How often do they enter a game or -- in 2013 -- a season with so many holes and so much work to do that they shouldn’t even have the audacity to consider success? And how often do they find that success only to have people wonder how they did it or dismiss it with qualifiers?

I really think that -- as well-coached and prepared as the Patriots are -- Brady’s willingness to put himself out there as a leader and competitor has an impact.

You see Brady’s reaction to Rob Gronkowski’s touchdown Sunday night -- some bizarre, wild-eyed head-wagging dance. You wonder what impact it has on the rest of the team when a Hall of Fame icon, a corporation unto himself shows how far he is willing to let himself go in the heat of competition.

Brady doesn’t have a monopoly on comebacks. Manning’s got his and he’s gotten them against Brady and the Patriots. In the 2006 AFC Championship, he brought the Colts back from a 21-3 deficit. No comeback was more jaw-dropping than Manning’s against the defending Super Bowl champion Buccaneers in 2003 when the Colts scored 28 fourth-quarter points and won on an overtime field goal in Tampa.

But Manning is clinical.
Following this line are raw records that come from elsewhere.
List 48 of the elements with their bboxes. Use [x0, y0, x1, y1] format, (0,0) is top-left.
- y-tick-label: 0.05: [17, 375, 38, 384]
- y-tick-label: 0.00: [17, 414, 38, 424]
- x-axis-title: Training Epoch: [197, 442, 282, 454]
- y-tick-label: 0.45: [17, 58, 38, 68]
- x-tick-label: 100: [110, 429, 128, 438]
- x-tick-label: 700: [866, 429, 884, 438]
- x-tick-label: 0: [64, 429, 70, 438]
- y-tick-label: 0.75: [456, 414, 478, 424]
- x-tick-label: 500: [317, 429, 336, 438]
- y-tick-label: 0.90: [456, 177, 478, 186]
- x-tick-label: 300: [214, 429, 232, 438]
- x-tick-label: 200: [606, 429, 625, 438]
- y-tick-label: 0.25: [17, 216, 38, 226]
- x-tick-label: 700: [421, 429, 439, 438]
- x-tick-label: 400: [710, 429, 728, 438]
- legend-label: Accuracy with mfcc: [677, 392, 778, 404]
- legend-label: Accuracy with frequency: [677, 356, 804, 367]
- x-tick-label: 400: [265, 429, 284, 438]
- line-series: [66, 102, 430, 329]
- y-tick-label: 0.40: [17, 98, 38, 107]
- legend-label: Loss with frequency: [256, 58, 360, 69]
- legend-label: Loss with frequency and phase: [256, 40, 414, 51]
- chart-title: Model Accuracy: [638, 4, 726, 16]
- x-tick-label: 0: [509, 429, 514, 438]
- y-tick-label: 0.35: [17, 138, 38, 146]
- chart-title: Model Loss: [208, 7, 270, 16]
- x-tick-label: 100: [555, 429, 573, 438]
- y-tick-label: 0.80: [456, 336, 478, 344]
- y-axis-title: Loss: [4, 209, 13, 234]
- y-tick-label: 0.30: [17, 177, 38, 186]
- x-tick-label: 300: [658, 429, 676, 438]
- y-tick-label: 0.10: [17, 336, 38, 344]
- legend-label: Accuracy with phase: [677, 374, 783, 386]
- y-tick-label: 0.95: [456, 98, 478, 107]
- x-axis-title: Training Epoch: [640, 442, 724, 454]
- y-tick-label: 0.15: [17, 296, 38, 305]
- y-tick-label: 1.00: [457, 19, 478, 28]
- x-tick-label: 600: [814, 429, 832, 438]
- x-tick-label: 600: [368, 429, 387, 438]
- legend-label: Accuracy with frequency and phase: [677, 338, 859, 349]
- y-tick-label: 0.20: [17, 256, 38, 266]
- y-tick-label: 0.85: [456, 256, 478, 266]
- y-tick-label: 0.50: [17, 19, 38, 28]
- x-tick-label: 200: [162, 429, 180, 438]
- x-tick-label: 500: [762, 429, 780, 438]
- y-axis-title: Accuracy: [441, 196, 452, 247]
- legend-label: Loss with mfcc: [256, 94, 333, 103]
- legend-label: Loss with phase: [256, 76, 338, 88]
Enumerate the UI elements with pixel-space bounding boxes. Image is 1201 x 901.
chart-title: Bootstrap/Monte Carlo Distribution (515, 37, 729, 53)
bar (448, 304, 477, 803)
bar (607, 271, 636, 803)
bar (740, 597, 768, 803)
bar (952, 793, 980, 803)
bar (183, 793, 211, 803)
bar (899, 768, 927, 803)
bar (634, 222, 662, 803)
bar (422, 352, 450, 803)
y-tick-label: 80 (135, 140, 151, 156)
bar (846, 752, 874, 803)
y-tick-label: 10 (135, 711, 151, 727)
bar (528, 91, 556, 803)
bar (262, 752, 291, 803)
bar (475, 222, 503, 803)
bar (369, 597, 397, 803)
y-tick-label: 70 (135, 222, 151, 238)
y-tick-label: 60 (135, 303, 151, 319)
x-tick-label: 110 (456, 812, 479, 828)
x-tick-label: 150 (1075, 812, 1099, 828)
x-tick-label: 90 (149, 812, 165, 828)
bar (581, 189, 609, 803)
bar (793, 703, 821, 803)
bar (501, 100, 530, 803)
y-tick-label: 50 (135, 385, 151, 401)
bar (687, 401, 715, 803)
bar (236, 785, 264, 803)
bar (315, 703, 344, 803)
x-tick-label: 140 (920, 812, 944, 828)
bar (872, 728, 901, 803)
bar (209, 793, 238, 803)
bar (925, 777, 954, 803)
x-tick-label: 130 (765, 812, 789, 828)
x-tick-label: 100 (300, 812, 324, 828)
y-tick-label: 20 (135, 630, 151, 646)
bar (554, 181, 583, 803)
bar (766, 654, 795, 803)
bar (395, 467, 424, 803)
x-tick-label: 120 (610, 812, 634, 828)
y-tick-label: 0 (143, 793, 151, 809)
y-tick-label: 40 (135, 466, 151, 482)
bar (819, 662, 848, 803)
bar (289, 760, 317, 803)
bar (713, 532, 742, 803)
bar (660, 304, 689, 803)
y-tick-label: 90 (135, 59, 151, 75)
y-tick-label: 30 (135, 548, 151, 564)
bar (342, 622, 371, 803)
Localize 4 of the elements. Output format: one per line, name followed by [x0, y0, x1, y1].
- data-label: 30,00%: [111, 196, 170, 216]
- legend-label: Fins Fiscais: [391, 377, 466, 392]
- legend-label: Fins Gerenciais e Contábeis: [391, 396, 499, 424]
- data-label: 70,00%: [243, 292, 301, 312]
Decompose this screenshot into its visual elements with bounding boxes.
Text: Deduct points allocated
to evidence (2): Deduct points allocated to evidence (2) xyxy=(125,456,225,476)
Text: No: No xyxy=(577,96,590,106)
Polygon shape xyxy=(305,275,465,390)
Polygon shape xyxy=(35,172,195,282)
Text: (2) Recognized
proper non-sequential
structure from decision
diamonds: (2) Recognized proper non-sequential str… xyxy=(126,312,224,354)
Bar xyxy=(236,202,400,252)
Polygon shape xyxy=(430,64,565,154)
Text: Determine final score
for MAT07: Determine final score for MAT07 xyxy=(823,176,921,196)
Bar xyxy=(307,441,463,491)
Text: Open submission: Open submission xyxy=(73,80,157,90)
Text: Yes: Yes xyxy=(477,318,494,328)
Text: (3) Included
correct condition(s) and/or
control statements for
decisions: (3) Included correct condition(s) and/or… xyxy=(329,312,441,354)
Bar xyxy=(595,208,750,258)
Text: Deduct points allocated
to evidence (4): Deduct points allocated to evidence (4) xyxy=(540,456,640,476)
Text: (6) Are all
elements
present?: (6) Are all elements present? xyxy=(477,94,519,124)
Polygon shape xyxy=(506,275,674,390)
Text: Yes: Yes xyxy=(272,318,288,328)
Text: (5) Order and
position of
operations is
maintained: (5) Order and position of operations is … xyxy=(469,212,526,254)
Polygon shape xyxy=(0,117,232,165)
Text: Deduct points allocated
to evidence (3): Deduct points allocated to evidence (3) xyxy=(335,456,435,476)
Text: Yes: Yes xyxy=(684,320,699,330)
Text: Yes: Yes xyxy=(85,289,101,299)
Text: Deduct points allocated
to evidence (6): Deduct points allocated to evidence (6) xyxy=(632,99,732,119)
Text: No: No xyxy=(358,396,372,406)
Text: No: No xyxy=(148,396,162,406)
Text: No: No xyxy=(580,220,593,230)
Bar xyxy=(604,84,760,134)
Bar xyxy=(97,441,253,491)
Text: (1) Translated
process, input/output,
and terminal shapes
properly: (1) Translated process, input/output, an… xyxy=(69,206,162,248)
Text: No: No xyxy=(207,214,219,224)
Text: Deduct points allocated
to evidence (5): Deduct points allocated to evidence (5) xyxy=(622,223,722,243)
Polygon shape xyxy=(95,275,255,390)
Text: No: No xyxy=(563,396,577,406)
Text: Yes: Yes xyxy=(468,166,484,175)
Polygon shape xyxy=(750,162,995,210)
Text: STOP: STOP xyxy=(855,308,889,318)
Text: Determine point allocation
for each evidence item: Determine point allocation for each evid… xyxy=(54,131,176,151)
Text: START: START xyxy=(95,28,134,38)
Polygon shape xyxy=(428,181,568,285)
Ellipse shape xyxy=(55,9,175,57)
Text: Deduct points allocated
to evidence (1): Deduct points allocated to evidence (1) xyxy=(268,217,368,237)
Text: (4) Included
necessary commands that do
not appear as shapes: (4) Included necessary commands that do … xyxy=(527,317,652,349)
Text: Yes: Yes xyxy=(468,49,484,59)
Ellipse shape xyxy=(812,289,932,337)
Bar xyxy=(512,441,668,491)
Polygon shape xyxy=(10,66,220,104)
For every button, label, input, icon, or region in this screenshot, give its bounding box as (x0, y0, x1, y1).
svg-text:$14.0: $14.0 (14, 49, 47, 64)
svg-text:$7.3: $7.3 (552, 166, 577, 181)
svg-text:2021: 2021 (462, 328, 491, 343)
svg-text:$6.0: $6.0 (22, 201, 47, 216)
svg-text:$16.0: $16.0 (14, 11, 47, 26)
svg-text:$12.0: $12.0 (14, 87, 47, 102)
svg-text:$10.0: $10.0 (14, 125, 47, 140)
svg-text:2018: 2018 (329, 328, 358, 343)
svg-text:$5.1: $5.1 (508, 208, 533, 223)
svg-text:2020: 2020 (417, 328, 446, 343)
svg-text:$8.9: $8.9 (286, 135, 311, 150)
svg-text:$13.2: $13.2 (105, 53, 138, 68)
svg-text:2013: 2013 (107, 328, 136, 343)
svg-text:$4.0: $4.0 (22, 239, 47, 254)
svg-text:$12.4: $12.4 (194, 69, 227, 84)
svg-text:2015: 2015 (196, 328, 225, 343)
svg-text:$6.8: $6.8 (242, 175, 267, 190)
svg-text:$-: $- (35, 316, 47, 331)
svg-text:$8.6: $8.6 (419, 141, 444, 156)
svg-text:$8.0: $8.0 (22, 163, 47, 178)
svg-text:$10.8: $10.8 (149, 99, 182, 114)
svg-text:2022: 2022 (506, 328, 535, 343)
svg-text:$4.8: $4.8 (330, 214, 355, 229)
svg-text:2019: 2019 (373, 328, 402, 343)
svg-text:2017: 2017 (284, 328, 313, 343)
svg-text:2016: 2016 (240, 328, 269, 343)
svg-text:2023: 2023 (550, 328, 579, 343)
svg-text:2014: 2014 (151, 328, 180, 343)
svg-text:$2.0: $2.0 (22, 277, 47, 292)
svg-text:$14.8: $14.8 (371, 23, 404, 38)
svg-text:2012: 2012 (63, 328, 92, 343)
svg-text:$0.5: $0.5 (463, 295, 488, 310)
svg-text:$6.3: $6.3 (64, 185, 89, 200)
Surgical. Antiseptic. You can see him, in an office setting, entering in a perfect suit, briefcase in hand, nodding to everyone, entering his office, closing the door and re-emerging at 5 p.m.

I have never covered Manning closely as I have Brady, and I do know Manning’s teammates revere him. Would more spiked water cups and primal screams make him a better quarterback? Would more head-butting after touchdowns help? No. Because that’s not Manning. What he does and the way he’s done it has been good enough to make him -- along with Brady -- one of the five best quarterbacks to ever play.

But does Manning wring the same kind of passion and competitiveness from his teammates that Brady does? The same kind of fearlessness? Do Manning’s teams play with the same kind of chip on their shoulder that the Patriots have with Brady?

Two out of three Hall of Fame coaches may prefer Peyton Manning -- as the NBC graphic before Sunday’s game showed. Because with Manning, there are things you can quantify, I guess.

With Brady, it’s all of that. And more. It’s not Manning’s fault. He just does it differently.